As he toured the country before the formal announcement of his presidential bid on Wednesday, Florida Governor Ron DeSantis regaled crowds with the story of his surprising re-election victory last year in sprawling, largely Hispanic Miami-Dade County.
It was the first time a Republican had won the Democratic-leaning county in 20 years, and DeSantis did it by winning 62% of the Hispanic vote.
That victory in 2022 is raising hopes among some Republicans about how DeSantis could perform in the 2024 presidential contest among Hispanic voters nationwide. Those voters comprise almost 15% of the U.S. electorate and have skewed Democratic in past presidential elections.
“People are tired of being told that because you are born a certain way, you must vote a certain way,” said Kevin Cooper, vice-chairman of the Miami-Dade Republican Party, which helped get out the vote for DeSantis.
DeSantis’ advisers did not respond to requests for comment on his strategy with regard to Hispanic voters.
But more than a dozen Republican and Democratic operatives described a multi-pronged approach that relied on outreach to Latinos who traditionally voted Democratic, messaging on economic opportunity in the wake of the pandemic and aggressive use of Spanish-language media.
DeSantis’ victory showed “that when Republicans focus on Latino engagement and they connect and are comfortable in a roomful of Latinos, they will get a response,” said Daniel Garza, president of the LIBRE initiative, a nationwide effort that seeks to bring Latinos into the conservative fold.

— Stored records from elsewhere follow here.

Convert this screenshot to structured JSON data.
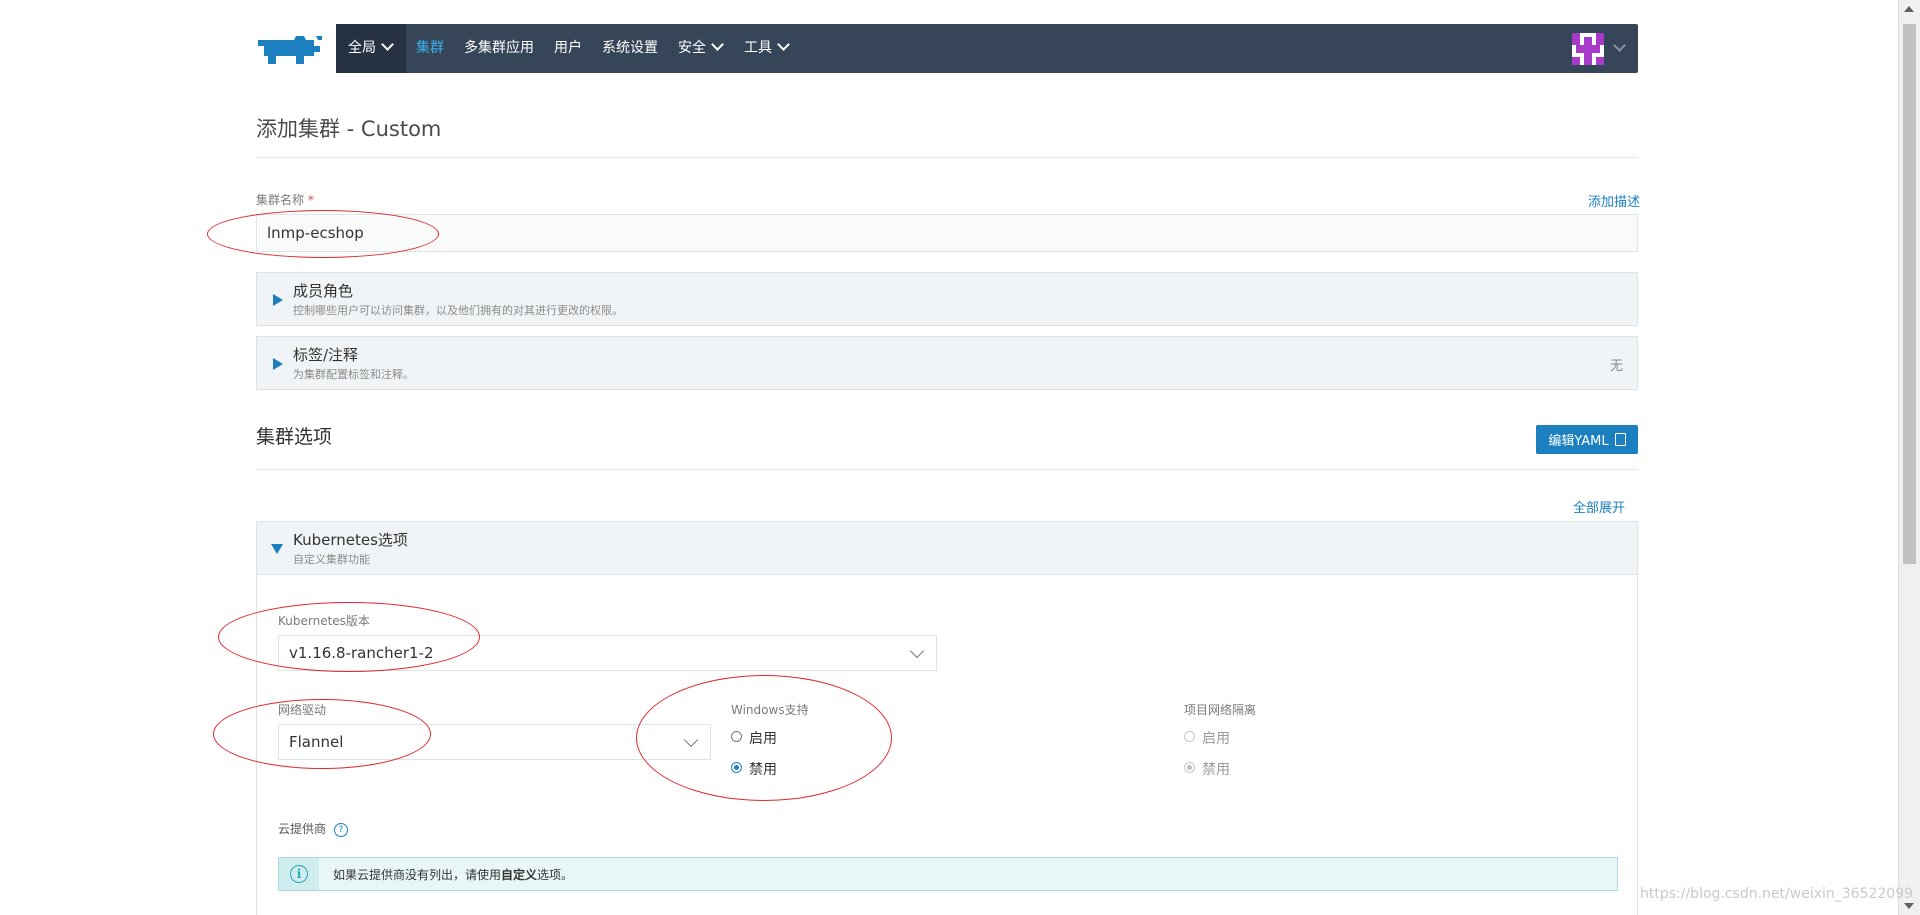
{
  "header": {
    "nav": [
      "全局",
      "集群",
      "多集群应用",
      "用户",
      "系统设置",
      "安全",
      "工具"
    ]
  },
  "page": {
    "title": "添加集群 - Custom"
  },
  "cluster_name": {
    "label": "集群名称",
    "required_mark": "*",
    "value": "lnmp-ecshop",
    "add_description_link": "添加描述"
  },
  "panels": {
    "members": {
      "title": "成员角色",
      "subtitle": "控制哪些用户可以访问集群，以及他们拥有的对其进行更改的权限。"
    },
    "labels": {
      "title": "标签/注释",
      "subtitle": "为集群配置标签和注释。",
      "right_value": "无"
    }
  },
  "cluster_options": {
    "title": "集群选项",
    "edit_yaml_button": "编辑YAML",
    "expand_all_link": "全部展开"
  },
  "k8s_options": {
    "title": "Kubernetes选项",
    "subtitle": "自定义集群功能",
    "version_label": "Kubernetes版本",
    "version_value": "v1.16.8-rancher1-2",
    "network_label": "网络驱动",
    "network_value": "Flannel",
    "windows_label": "Windows支持",
    "windows_enable": "启用",
    "windows_disable": "禁用",
    "isolation_label": "项目网络隔离",
    "isolation_enable": "启用",
    "isolation_disable": "禁用",
    "cloud_label": "云提供商",
    "help_icon": "?",
    "info_text_prefix": "如果云提供商没有列出，请使用",
    "info_text_bold": "自定义",
    "info_text_suffix": "选项。",
    "info_icon": "i"
  },
  "colors": {
    "nav_bg": "#364658",
    "accent": "#1c7fc0",
    "annotation": "#e3262d"
  },
  "watermark": "https://blog.csdn.net/weixin_36522099"
}
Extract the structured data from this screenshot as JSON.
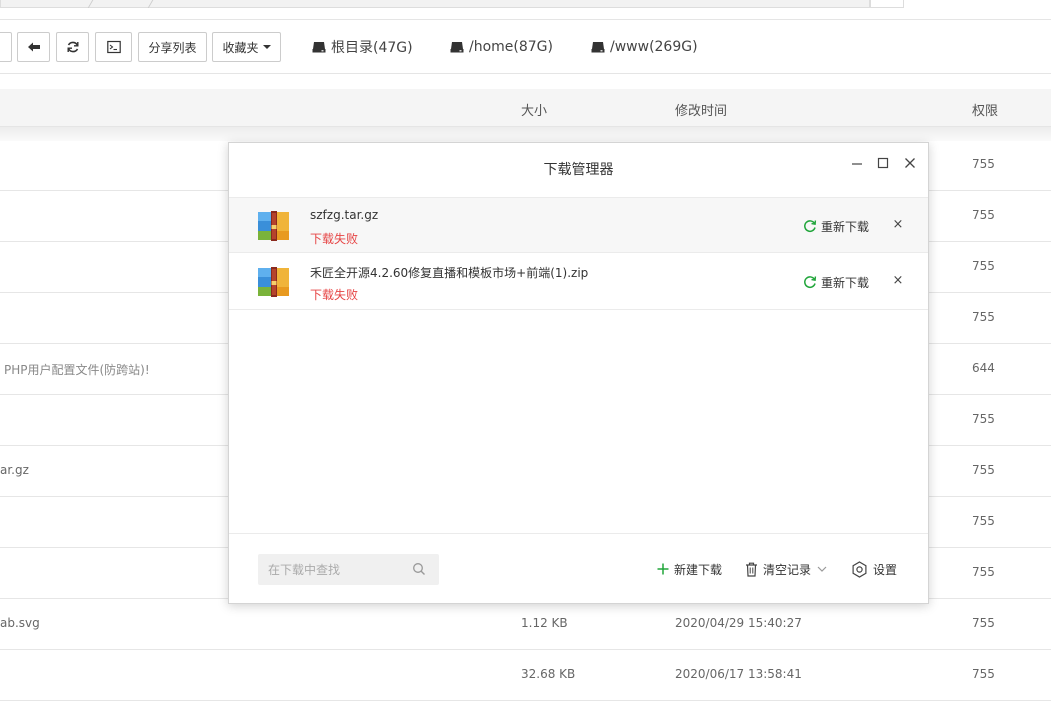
{
  "toolbar": {
    "share_list": "分享列表",
    "favorites": "收藏夹",
    "disks": [
      {
        "label": "根目录(47G)"
      },
      {
        "label": "/home(87G)"
      },
      {
        "label": "/www(269G)"
      }
    ]
  },
  "table": {
    "columns": {
      "size": "大小",
      "modified": "修改时间",
      "permission": "权限"
    },
    "rows": [
      {
        "name": "",
        "size": "",
        "modified": "",
        "perm": "755"
      },
      {
        "name": "",
        "size": "",
        "modified": "",
        "perm": "755"
      },
      {
        "name": "",
        "size": "",
        "modified": "",
        "perm": "755"
      },
      {
        "name": "",
        "size": "",
        "modified": "",
        "perm": "755"
      },
      {
        "name": "PHP用户配置文件(防跨站)!",
        "size": "",
        "modified": "",
        "perm": "644"
      },
      {
        "name": "",
        "size": "",
        "modified": "",
        "perm": "755"
      },
      {
        "name": "ar.gz",
        "size": "",
        "modified": "",
        "perm": "755"
      },
      {
        "name": "",
        "size": "",
        "modified": "",
        "perm": "755"
      },
      {
        "name": "",
        "size": "",
        "modified": "",
        "perm": "755"
      },
      {
        "name": "ab.svg",
        "size": "1.12 KB",
        "modified": "2020/04/29 15:40:27",
        "perm": "755"
      },
      {
        "name": "",
        "size": "32.68 KB",
        "modified": "2020/06/17 13:58:41",
        "perm": "755"
      }
    ]
  },
  "download_manager": {
    "title": "下载管理器",
    "items": [
      {
        "name": "szfzg.tar.gz",
        "status": "下载失败",
        "retry": "重新下载",
        "remove": "×"
      },
      {
        "name": "禾匠全开源4.2.60修复直播和模板市场+前端(1).zip",
        "status": "下载失败",
        "retry": "重新下载",
        "remove": "×"
      }
    ],
    "search_placeholder": "在下载中查找",
    "new_download": "新建下载",
    "clear_records": "清空记录",
    "settings": "设置"
  },
  "colors": {
    "failed": "#e64545",
    "accent_green": "#20a53a"
  }
}
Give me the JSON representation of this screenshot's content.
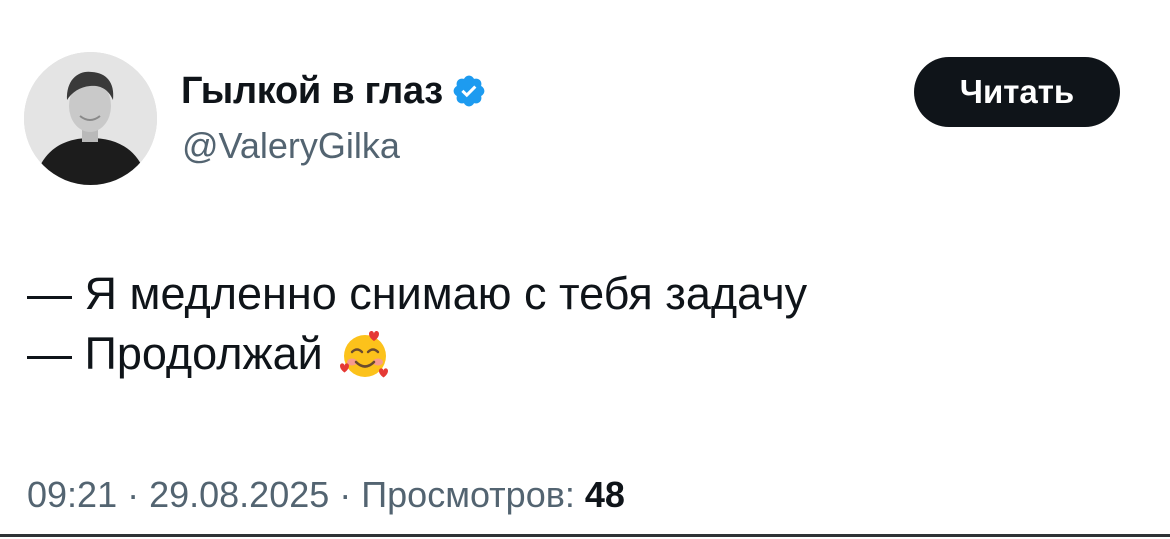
{
  "author": {
    "display_name": "Гылкой в глаз",
    "handle": "@ValeryGilka",
    "verified_icon": "verified-badge-icon",
    "avatar_icon": "avatar"
  },
  "follow_button": {
    "label": "Читать"
  },
  "tweet": {
    "lines": [
      "— Я медленно снимаю с тебя задачу",
      "— Продолжай"
    ],
    "emoji_icon": "smiling-face-with-hearts-icon"
  },
  "meta": {
    "time": "09:21",
    "separator": " · ",
    "date": "29.08.2025",
    "views_label": "Просмотров: ",
    "views_count": "48"
  },
  "colors": {
    "text": "#0f1419",
    "secondary": "#536471",
    "verified": "#1d9bf0",
    "button_bg": "#0f1419",
    "button_text": "#ffffff"
  }
}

DeSantis found success with Hispanics in Florida even as he positioned himself as an immigration hardliner who champions border security and derides so-called “sanctuary cities.”
In September, he arranged for two planeloads of Venezuelan migrants to be flown from Texas to Massachusetts. This month, he signed a new state immigration measure that provides more money for migrant relocation and requires certain employers to verify a worker’s immigration status.
The moves brought criticism from Democrats and some Latino advocacy groups, but DeSantis has maintained in speeches that Hispanic voters want strong enforcement of federal immigration laws.
A Pew Research Center poll found that less than half of Hispanics surveyed said there is a significant difference between the two political parties, particularly among younger voters, suggesting loyalty may come down to the side that works harder for their vote.
“It concerns me,” said Chuck Rocha, a Latino strategist who advised Bernie Sanders’ presidential campaign. “It should concern any Democrat.”
Tough to replicate?
Rocha and other Democrats have their doubts, however, about whether DeSantis can replicate his success in states with large Hispanic populations such as Arizona and Nevada where Democrats won two competitive U.S. Senate seats in 2022 and Biden prevailed by razor-thin margins in 2020.
They point to the demographics of South Florida, with its large, conservative-leaning Cuban population.
“This is a very Miami phenomenon,” said Fernand Amandi, a Democratic pollster and consultant in Miami. “That’s not going to play in San Diego or Los Angeles or Phoenix.”
Mexican voters have largely been aligned with Democrats since the 1960s, while Cuban-Americans fleeing the Castro regime tended to support Republicans who took a hard line against Communism.
But South Florida more recently has been home to waves of new emigres from Venezuela, Colombia and Nicaragua, who have no such loyalties and were viewed by Republicans as up for grabs.
DeSantis made an effort to conduct roundtable discussions in those communities and frequently commented on the internal politics of their home countries.
He outraised his Democratic opponent, Charlie Crist, by more than 6 to 1, and also ended up winning the majority of the Puerto Rican vote statewide.
At a political event in Iowa earlier this year, DeSantis said he didn’t win over Hispanic voters by appealing to their ethnicity. “We treated everyone as Americans,” he said. “We share the same values.”
In the 2020 presidential election, Donald Trump pulled a larger share of the Hispanic vote – 32% – than any Republican since President George W. Bush in 2004, with Latino working-class men, in particular, defecting in large numbers.
Roberto Suro, an expert on Latino politics at the University of Southern California, said segments of the Latino electorate in recent years are beginning to behave more like their white counterparts, with working-class voters and evangelicals being drawn toward Republicans.
An economy-focused message such as DeSantis’ could pull in Latino votes in other states, Suro said.
Democrats say DeSantis’ insistence on keeping businesses and school open and opposing vaccine mandates during the COVID-19 pandemic likely appealed to middle-class and working-class Hispanic voters who could not afford to stay home and have their kids out of school and who otherwise might not have supported a Republican candidate.
Republicans contend that DeSantis’ staunch opposition to progressive education policies around race and gender also resonated with many culturally conservative Latino voters.
“Democrats were stepping on rakes on every cultural issue imaginable,” said Giancarlo Sopo, a Cuban-American Republican consultant from South Florida.
DeSantis, he said, “had the right cultural message and certainly the right economic stance.”